Comprendre la nouvelle loi sénégalaise sur les infrastructures d’information critiques et la sécurité numérique
La loi sénégalaise sur les infrastructures d’information critiques, issue du projet de loi n° 25/2026 relatif à la protection des infrastructures d’information critiques et à la sécurité numérique, constitue à ce jour le cadre législatif le plus complet du pays en matière de cybersécurité.
Adopté à l’unanimité par l’Assemblée nationale, ce texte instaure des obligations contraignantes pour les opérateurs de systèmes numériques critiques, aussi bien dans le secteur public que privé. Pour les organisations opérant au Sénégal ou fournissant des services numériques dans le pays, cette loi établit désormais un nouveau cadre de référence en matière de conformité.
Qu’est-ce que la nouvelle loi sénégalaise sur les infrastructures d’information critiques et la sécurité numérique ?
Selon le rapport officiel de l’Intercommission de l’Assemblée nationale relatif au projet de loi n° 25/2026, le ministre des Télécommunications et de l’Économie numérique, Samba Diouf, a présenté le projet de loi à l’Intercommission de l’Assemblée nationale le 13 août 2026. Le texte a ensuite été adopté à l’unanimité.
La loi établit un cadre juridique général destiné à protéger les réseaux et systèmes d’information utilisés pour fournir des services numériques au Sénégal.
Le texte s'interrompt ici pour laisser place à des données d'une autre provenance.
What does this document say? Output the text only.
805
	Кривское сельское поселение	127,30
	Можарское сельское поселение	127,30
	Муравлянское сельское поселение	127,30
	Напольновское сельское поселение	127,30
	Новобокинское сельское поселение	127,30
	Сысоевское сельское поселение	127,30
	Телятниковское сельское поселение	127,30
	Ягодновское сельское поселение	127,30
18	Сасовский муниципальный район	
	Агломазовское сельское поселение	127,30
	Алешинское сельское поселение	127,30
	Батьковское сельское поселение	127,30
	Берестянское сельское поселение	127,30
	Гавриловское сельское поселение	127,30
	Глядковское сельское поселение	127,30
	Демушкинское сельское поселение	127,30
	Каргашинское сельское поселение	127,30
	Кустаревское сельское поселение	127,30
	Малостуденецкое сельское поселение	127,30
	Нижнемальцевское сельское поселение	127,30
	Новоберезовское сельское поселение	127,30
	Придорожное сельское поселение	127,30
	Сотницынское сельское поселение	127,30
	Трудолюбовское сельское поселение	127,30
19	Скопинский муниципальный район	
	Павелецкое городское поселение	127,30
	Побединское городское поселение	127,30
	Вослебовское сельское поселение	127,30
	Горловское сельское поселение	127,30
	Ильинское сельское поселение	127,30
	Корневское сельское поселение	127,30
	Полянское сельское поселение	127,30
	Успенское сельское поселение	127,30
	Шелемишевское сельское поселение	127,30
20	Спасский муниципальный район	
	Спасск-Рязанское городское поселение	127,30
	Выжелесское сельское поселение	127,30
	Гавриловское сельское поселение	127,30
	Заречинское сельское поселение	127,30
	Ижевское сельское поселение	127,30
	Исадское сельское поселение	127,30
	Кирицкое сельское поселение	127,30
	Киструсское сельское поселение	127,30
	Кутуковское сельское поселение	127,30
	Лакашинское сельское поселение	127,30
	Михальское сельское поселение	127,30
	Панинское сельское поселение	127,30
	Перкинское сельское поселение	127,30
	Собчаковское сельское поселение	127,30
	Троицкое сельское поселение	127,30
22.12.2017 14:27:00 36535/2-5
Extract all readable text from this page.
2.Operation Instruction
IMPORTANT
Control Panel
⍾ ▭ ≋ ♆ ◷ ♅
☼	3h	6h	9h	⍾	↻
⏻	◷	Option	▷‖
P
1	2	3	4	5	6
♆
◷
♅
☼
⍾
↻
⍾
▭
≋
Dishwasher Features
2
Elle définit les grands principes nationaux de cybersécurité, tout en permettant aux autorités compétentes de préciser certaines exigences en fonction des secteurs concernés.
Ce cadre s’applique aux organisations publiques comme privées et peut, dans certains cas, avoir une portée au-delà des frontières sénégalaises. Un service numérique fourni au Sénégal peut ainsi être concerné même lorsque l’infrastructure qui le supporte est située à l’étranger.
La loi vise notamment à protéger les intérêts numériques stratégiques du Sénégal, à renforcer la souveraineté des données et à favoriser le développement d’un écosystème national de cybersécurité durable.
Les infrastructures d’information critiques
La loi prévoit différents niveaux d’exigences en matière de cybersécurité selon l’importance des systèmes d’information concernés. Si les systèmes d’information ordinaires doivent respecter des exigences minimales de sécurité, les Infrastructures d’Information Critiques (IIC) sont soumises à des obligations beaucoup plus strictes.
Une IIC désigne généralement un système dont l’interruption, la compromission ou la défaillance pourrait avoir de graves conséquences sur la sécurité nationale, l’ordre public ou la continuité des services essentiels.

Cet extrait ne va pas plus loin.